La presencia del Papa, sus palabras y sus gestos, nos han alentado para seguir viviendo nuestra compañía, en la cual hemos encontrado la verdad y la belleza de Cristo.
He tenido la oportunidad de encontrar personalmente al Santo Padre y, tras agradecerle por haber nombrado a Comunión y Liberación al finalizar la Misa del Domingo de Ramos, he escuchado las palabras que él deja a nuestro movimiento como recuerdo y como tarea: «Ustedes tienen un inmenso trabajo que hacer acá».

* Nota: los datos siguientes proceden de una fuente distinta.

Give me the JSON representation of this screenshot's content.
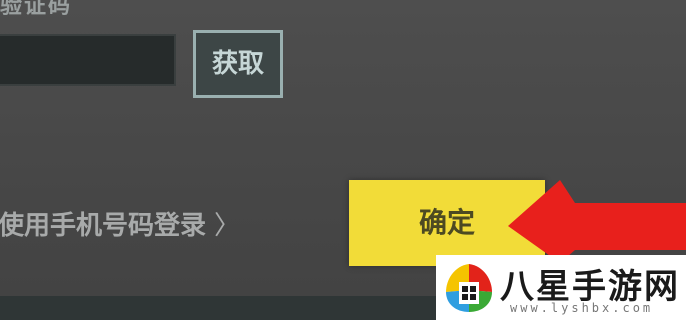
{
  "form": {
    "code_label": "验证码",
    "code_value": "",
    "get_button_label": "获取",
    "phone_login_label": "使用手机号码登录",
    "phone_login_chevron": "〉",
    "confirm_button_label": "确定"
  },
  "annotation": {
    "arrow_color": "#e8201c"
  },
  "watermark": {
    "title": "八星手游网",
    "url": "www.lyshbx.com"
  },
  "colors": {
    "confirm_bg": "#f2dc38",
    "get_button_border": "#9ab0b0",
    "dialog_bg": "#4a4a4a"
  }
}
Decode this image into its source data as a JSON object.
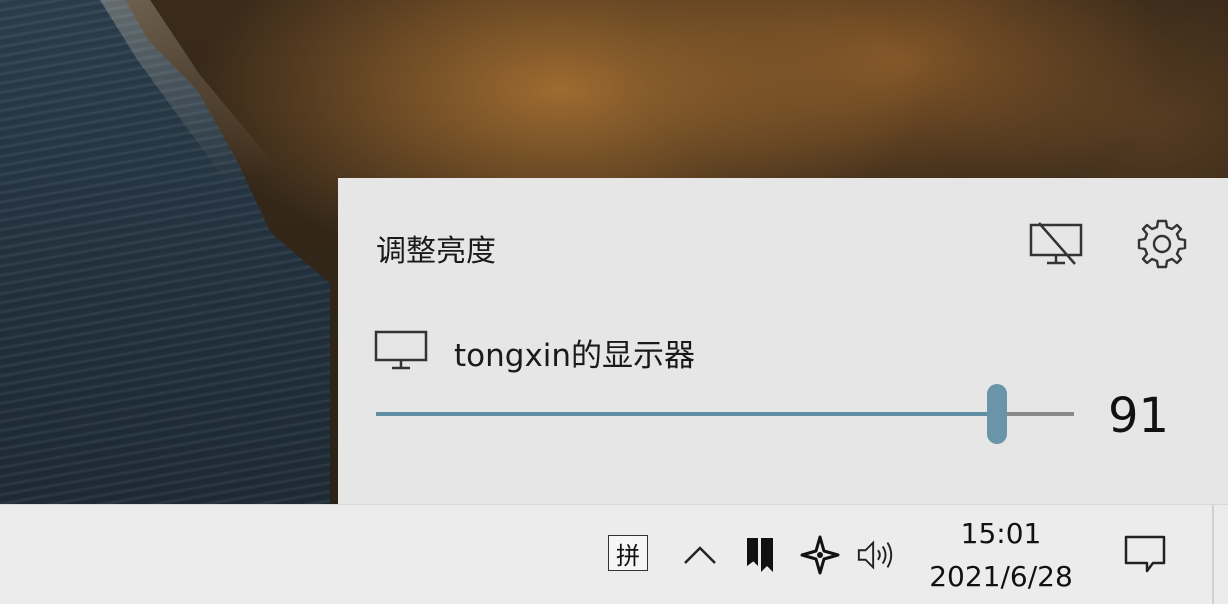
{
  "flyout": {
    "title": "调整亮度",
    "project_icon": "project-off-icon",
    "settings_icon": "gear-icon",
    "display": {
      "icon": "monitor-icon",
      "name": "tongxin的显示器"
    },
    "brightness": {
      "value": 91,
      "value_text": "91",
      "min": 0,
      "max": 100,
      "fill_fraction": 0.89
    },
    "accent_color": "#6a95a9"
  },
  "taskbar": {
    "ime_label": "拼",
    "tray_icons": [
      "chevron-up-icon",
      "app-bookmark-icon",
      "network-sparkle-icon",
      "volume-icon"
    ],
    "clock": {
      "time": "15:01",
      "date": "2021/6/28"
    },
    "notification_icon": "notification-icon"
  }
}
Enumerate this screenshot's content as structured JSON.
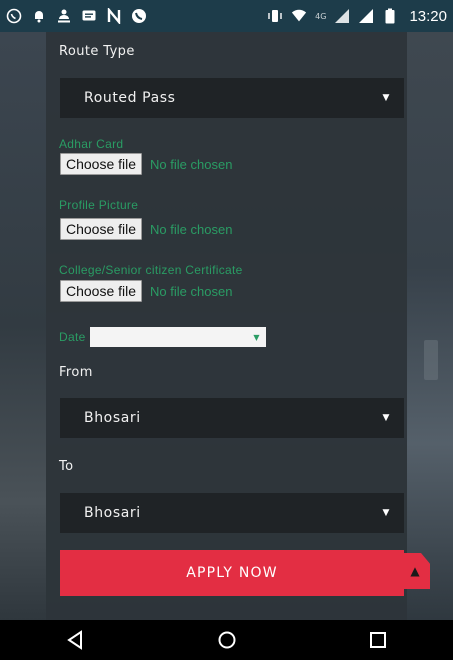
{
  "status_bar": {
    "time": "13:20",
    "network_label": "4G",
    "icons": [
      "whatsapp-icon",
      "notification-icon",
      "users-icon",
      "message-icon",
      "n-icon",
      "phone-icon",
      "vibrate-icon",
      "wifi-icon",
      "signal-icon",
      "signal-icon",
      "battery-icon"
    ]
  },
  "form": {
    "route_type": {
      "label": "Route Type",
      "value": "Routed Pass"
    },
    "aadhar": {
      "label": "Adhar Card",
      "button": "Choose file",
      "status": "No file chosen"
    },
    "profile_picture": {
      "label": "Profile Picture",
      "button": "Choose file",
      "status": "No file chosen"
    },
    "certificate": {
      "label": "College/Senior citizen Certificate",
      "button": "Choose file",
      "status": "No file chosen"
    },
    "date": {
      "label": "Date"
    },
    "from": {
      "label": "From",
      "value": "Bhosari"
    },
    "to": {
      "label": "To",
      "value": "Bhosari"
    },
    "apply_label": "APPLY NOW"
  },
  "colors": {
    "accent": "#e32e43",
    "green_label": "#2a9c64",
    "select_bg": "#1f2326"
  }
}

Son palabras dirigidas a cada uno de nosotros, hasta al último que se agregó a nuestra humilde compañía, al corazón de cada uno, porque la primera inmensidad en la cual tenemos que trabajar es la de nuestra propia vida, en que Cristo se hizo presente para hacer de nosotros hombres nuevos, transformados y capaces de transformar.
Ojalá sepamos responder a la invitación del Papa, poniendo nuestras vidas transformadas y nuestra compañía al servicio de la Iglesia y al de los hombres de este nuestro continente Latinoamericano que el Papa privilegia como el continente de la esperanza.
Que cada uno de nosotros asuma su compromiso de fidelidad a esta nuestra historia, ponga toda su confianza en nuestra compañía, toda su libertad en seguir a Cristo presente entre nosotros.
Humildemente reconociendo nuestras limitaciones, nuestros defectos y nuestros pecados, pero fuertes por la certeza de que Cristo es verdaderamente el centro del cosmos y de la historia, vamos a seguir construyendo -muy queridos amigos- la comunión en todos los ambientes en que nos es dado vivir, estudiar, trabajar, para que Cristo sea encontrado, reconocido y seguido, así que nuestra amistad se haga cada día más el lugar fascinante de la vida redimida, donde el deseo humano de la felicidad se realice desde ya.
Que la Virgen María, Madre de Dios y Madre nuestra, nos acompañe y nos guíe con su protección maternal, intercediendo por nosotros.
Un abrazo grande a cada uno de vosotros, de quienes me siento honrado de ser amigo.